Boy did I stick my hand in the crazy again

Back in 2006, I bought a 160 GB external hard drive and decided to rip my music collection into MP3. To optimize space, I decided to rip everything at a constant bitrate of 192kbps. I wanted to leave enough room on the drive for future releases.

Hard drive space is now entering into the terabytes, and yesterday’s 192kbps is today’s 320kbps. My friend chip had the foresight to rip his collection to a lossless format, then encode into a lossy format. I’m starting to feel the 192kbps rips wanting.

So I decided to do the tediously crazy — I’m re-ripping my CD collection. According to the software database I use to track my collection, I have 1,054 CD, spread among 1,700 discs. I’m not sure how accurate that disc number is, because I include other formats in the database.

And I’m following chip’s lead, first ripping to FLAC, then encoding to MP3. I’m even going for the "insane" settings on the LAME encoder in Winamp. Compound the process with tagging from Musicbrainz, and … it’s going to take a while.

At least now I have the space to do it … I finally bought a 1TB external drive.

Now I just have to resist the urge to get a USB turntable.


  • Id says:

    Haha… Man, you sound like an audiophile in the making… I’ve got a really decent headphone setup (Sony D33 -> Little Dot II -> Sony SA5k) and I’ve never been able to distinguish the difference between 256 kbps rips and the actual CD. My source player is definitely the weakest link in the chain, but I’m not going to supplement my setup with some crazy, esoteric $800 dollar stand alone Meridian CD player to confirm that. Yet anyway, haha. I’m pretty satisfied with what I’m getting out of that rig.That and, so many of the modern CD releases are so over modulated that a near lossless rip isn’t going to lend any more quality to what wasn’t there to begin with :/

  • Ben says:

    I made the same mistake only I sold my CD’s afterward. If they were still around, I’d be sticking my hand in the crazy right now.

  • NemesisVex says:

    @ld: Did you just speak English there? 🙂
    I’m still pretty much listening to the lion’s share of my music on some pretty middle-of-the-road consumer equipment — a factory-installed car stereo, $30 Panasonic headphones at work and 10-year-old computer speakers with a subwoofer at home. It’s all that home studio stuff I’m doing with Eponymous 4 that has me thinking about sound quality. I didn’t appreciate the idea of a flat frequency response till I bought some Sennheiser HD280 headphones for tracking and mixing.
    @Ben: Yeah, that’s part of the reason I haven’t given up on CDs yet.

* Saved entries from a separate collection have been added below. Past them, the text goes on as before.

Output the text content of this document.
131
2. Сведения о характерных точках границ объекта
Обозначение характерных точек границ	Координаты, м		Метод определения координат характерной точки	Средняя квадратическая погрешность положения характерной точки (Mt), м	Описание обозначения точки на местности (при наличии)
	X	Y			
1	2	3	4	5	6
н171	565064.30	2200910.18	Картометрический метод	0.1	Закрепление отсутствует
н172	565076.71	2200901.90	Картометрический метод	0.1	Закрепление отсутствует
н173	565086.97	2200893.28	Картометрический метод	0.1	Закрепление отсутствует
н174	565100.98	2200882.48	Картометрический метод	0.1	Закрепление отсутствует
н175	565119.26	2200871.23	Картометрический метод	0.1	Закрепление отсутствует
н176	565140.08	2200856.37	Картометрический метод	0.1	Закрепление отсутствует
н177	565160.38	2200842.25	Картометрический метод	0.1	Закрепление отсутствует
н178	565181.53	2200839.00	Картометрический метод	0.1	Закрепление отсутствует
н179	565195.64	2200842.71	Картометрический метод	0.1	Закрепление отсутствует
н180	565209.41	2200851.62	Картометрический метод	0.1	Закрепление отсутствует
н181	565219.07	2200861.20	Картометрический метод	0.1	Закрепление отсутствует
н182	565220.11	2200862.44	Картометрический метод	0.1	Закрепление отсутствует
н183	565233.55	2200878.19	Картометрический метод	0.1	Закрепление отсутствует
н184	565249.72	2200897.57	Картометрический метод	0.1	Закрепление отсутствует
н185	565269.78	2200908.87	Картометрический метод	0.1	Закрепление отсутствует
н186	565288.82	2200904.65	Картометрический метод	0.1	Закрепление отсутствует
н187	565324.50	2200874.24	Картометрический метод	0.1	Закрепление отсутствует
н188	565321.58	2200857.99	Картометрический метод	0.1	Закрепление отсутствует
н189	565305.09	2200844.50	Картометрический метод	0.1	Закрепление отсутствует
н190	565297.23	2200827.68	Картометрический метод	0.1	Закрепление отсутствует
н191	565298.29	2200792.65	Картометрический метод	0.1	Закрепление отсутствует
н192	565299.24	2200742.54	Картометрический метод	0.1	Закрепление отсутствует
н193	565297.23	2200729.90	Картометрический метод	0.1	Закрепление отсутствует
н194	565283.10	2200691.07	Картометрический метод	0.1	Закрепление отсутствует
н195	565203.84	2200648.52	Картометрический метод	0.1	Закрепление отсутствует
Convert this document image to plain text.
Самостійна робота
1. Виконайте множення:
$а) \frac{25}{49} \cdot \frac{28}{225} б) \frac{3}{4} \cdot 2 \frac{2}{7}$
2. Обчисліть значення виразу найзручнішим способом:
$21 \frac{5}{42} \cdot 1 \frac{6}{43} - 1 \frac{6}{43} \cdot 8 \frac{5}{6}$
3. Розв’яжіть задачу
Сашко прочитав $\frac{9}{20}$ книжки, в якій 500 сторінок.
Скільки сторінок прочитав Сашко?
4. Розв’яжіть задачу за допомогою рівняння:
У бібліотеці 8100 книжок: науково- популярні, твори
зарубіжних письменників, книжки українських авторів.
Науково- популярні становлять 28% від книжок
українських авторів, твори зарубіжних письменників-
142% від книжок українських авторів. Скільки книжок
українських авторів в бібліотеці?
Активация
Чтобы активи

I pretty much consider them over-glorified backups.

  • Id says:

    Ahahaha… Yeah. I’ll actually give you a tip. Amazon is currently selling a pair of JVC HAFX300R’s for only 35 bucks (shipping included). That’s a savings of $70 from the original price. They are canalphones so they are absolutely tiny, easily driven by portables, isolate sound, and are comfortable to boot. I snapped up a pair (Despite owning tons of headphones), and they have a very nice presentation; lush mids, detailed highs, and (gasp!) audible bass that ISN’T bloated, overwhelming, and one-note. Instrument and vocal separation is great as well. I tested them with some AKFG, Number Girl, Shiina Ringo, Go!Go!, Cat Power, Utada, At the Drive In, etc. and they performed very well for all of the songs I listened to. Definitely awesome for the super low price. I wouldn’t hesitate to snap them up cause I’m not sure how much longer that sale is going on.